Steps to assess RTF :
Before performing RTF, one needs to analyze assets individually and focus on each and everything that is associated with a particular asset. One should know how a particular asset supports the production and growth of the organization as well as the main goal and objectives of the organization. There are basically three main steps that help one to analyze asset as given below –
- Cost of an Asset, both to Purchase and to Replace :
One should know how expensive a particular asset is. One needs to know how much cost will be required to replace it if it gets failed. There are several assets that are very expensive and require a greater cost to repair or replace after failure whereas the cost required to implement preventive maintenance before failure is less. In such cases, it is much expensive to perform RTF maintenance than to perform preventive maintenance.
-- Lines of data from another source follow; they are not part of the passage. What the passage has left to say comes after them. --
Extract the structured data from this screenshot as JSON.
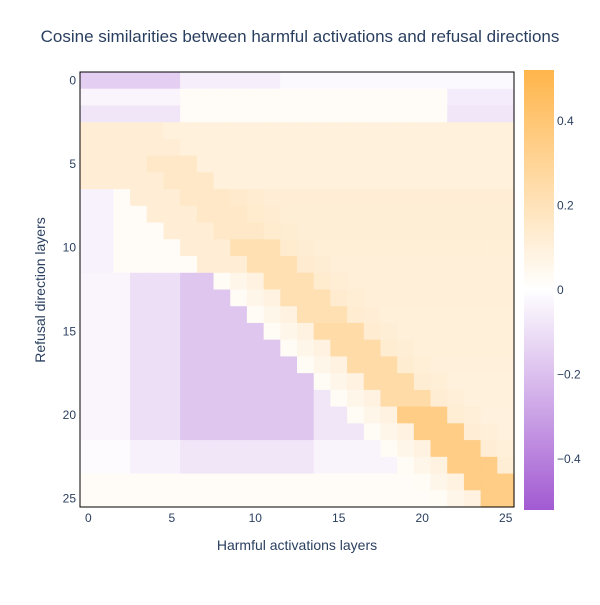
{
  "chart_data": {
    "type": "heatmap",
    "title": "Cosine similarities between harmful activations and refusal directions",
    "xlabel": "Harmful activations layers",
    "ylabel": "Refusal direction layers",
    "x_range": [
      0,
      25
    ],
    "y_range": [
      0,
      25
    ],
    "x_ticks": [
      "0",
      "5",
      "10",
      "15",
      "20",
      "25"
    ],
    "y_ticks": [
      "0",
      "5",
      "10",
      "15",
      "20",
      "25"
    ],
    "colorbar": {
      "range": [
        -0.52,
        0.52
      ],
      "ticks": [
        -0.4,
        -0.2,
        0,
        0.2,
        0.4
      ],
      "tick_labels": [
        "−0.4",
        "−0.2",
        "0",
        "0.2",
        "0.4"
      ],
      "colorscale": [
        "#a25ad2",
        "#ffffff",
        "#ffb54a"
      ]
    },
    "note": "values estimated from colors; matrix rows = refusal layer (y), columns = activation layer (x)"
  }
}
There are other assets also for which implementing RTF maintenance is less expensive than implementing preventive maintenance. It also depends on the availability of spare parts and their cost. Some parts that are required to repair particular assets are very cheap and some are very costly. RTF is good in cases where spare parts are cheap and are easily available. Therefore, one needs to fully analyze costs associated with a particular asset before implementing any maintenance strategy.
- Labor Cost associated with a Particular Asset :
Labor cost simply means the cost of employees or labor used in an organization or business. One needs to know the labor cost associated with a particular asset before performing RTF. Labor costs required to repair it or labor costs required to replace it are to main things one should know.
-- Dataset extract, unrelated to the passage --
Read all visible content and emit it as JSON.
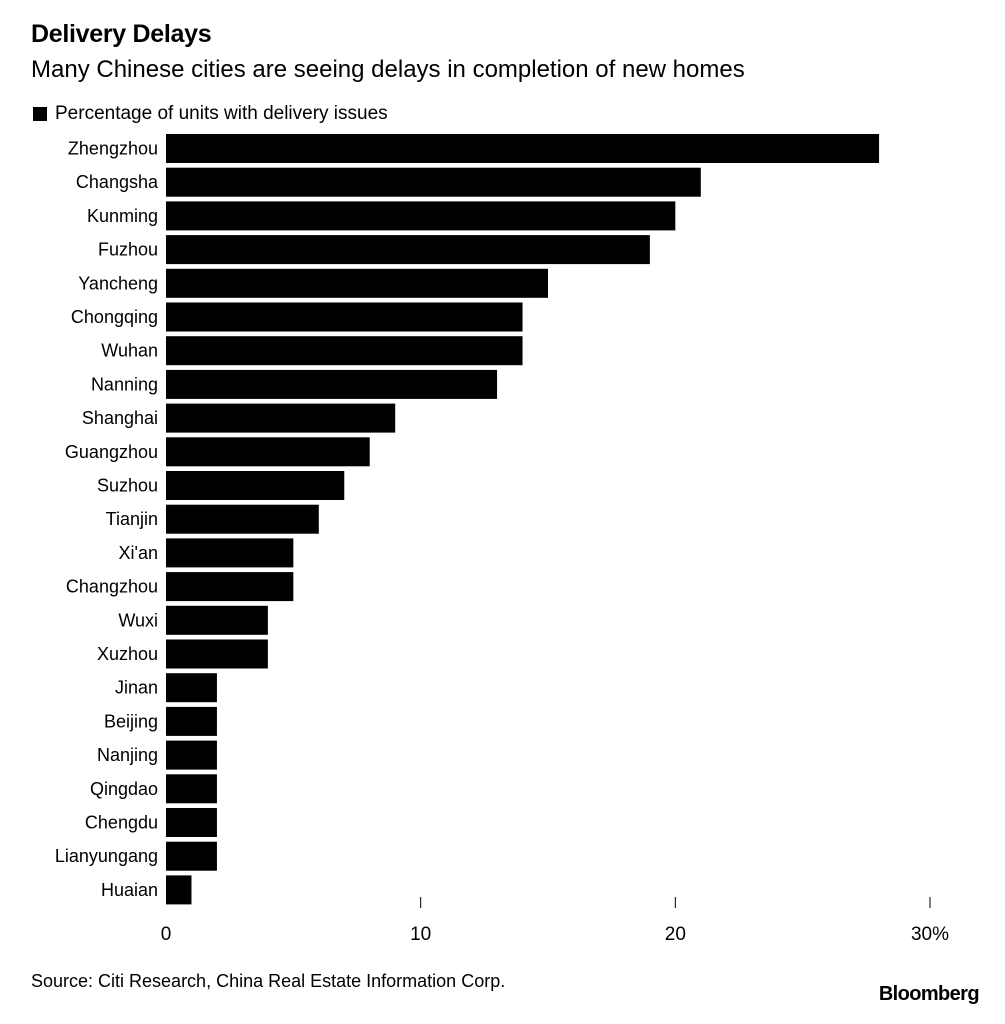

There are several assets that require fewer labor costs to replace or repair after failure rather than labor costs to prevent it from failure. Sometimes, preventive maintenance strategy requires more labor costs to prevent assets whereas RTF maintenance requires fewer labor costs to replace or repair them. So, in simple words, one should know labor costs for –
- Performing preventive maintenance before failure occurrence.
- Labor costs associated with replacement of particular asset after its failure or breakdown.
- Labor costs associated with repairment of particular asset after its failure or breakdown.
- Downtime and Other Costs associated with Failure of an Asset :
Downtime cost simply means the cost required to fix damages to other assets that have been occurred as a result of an asset malfunction or failure. Every organization’s goal is generally to improve efficiency by increasing asset uptime, optimizing maintenance, and reducing cost. Downtime is simply the greatest source that leads to lost production time.
Nowadays, asset downtime and asset failure are some of the greatest costs that organizations face. One needs to know secondary damages that might occur due to the primary failure of the asset. Sometimes, secondary damages are much more critical, more costly, and have more consequences than primary asset failure. Therefore, one needs to understand for every asset under consideration that what downtime costs. This will help one to figure out the overall costs associated with performing RTF for each and every asset that is under consideration.